Les élèves ont réalisé des fonds avec Canva respectant un cahier des charges : le fond doit être flouté à l’endroit où s’inscrivent les poèmes ; il faut prendre en compte la lecture sur téléphone et ne pas surcharger les côtés au détriment du haut et du bas de l’affiche. Il est réalisé en format paysage, mais devait avoir un intérêt en mode portrait.

  • Le professeur de SNT a réalisé le codage pour le site, puisqu’il faut pour cette utilisation, un langage HTML et non Python.

Bilan :

Ce projet a été très positif pour les élèves. Il leur a permis notamment de réutiliser des connaissances de lettres déjà acquises et de les renforcer, d’utiliser leurs capacités créatives, d’apprendre à coder en python, mais aussi de voir des liens entre littérature et informatique, ce qui est l’objectif du pack’ Humanité Numérique. Chacune a pu se sentir en position de réussite sur au moins une sur les différentes activités proposées (réalisation du fond avec Canva, écriture de poésie, apprentissage du python…). La réalisation technique (les choix de la forme au début, l’utilisation d’un seul pad d’écriture pour toutes) a permis un travail collaboratif, avec la mise en place d’une communication efficace -nécessaire dans ce genre de projet.
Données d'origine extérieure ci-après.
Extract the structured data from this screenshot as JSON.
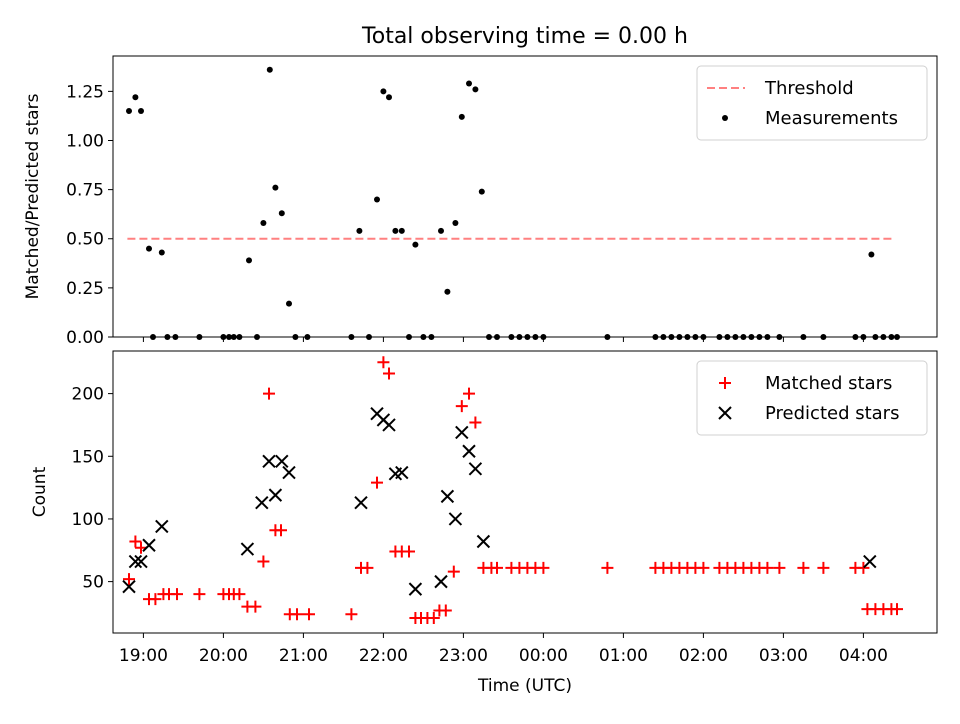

Il est dommage que les élèves n’aient pas pu utiliser directement leur capacité de codage en python nouvellement acquise pour réaliser le site elles-mêmes, mais cela aurait demandé du temps supplémentaire, et nous avions pour objectif la mise en place du projet pour la JPO. De plus, nous avons eu l’impression que le nombre de séances alloué à ce projet était suffisant et que proposer une heure supplémentaire, pour une chose qu’elles avaient déjà appris à faire, à réaliser dans un autre langage, aurait paru fastidieux à nos élèves.

> note : notre projet est également disponible en open source sur le site de l’éducation nationale “La forge”.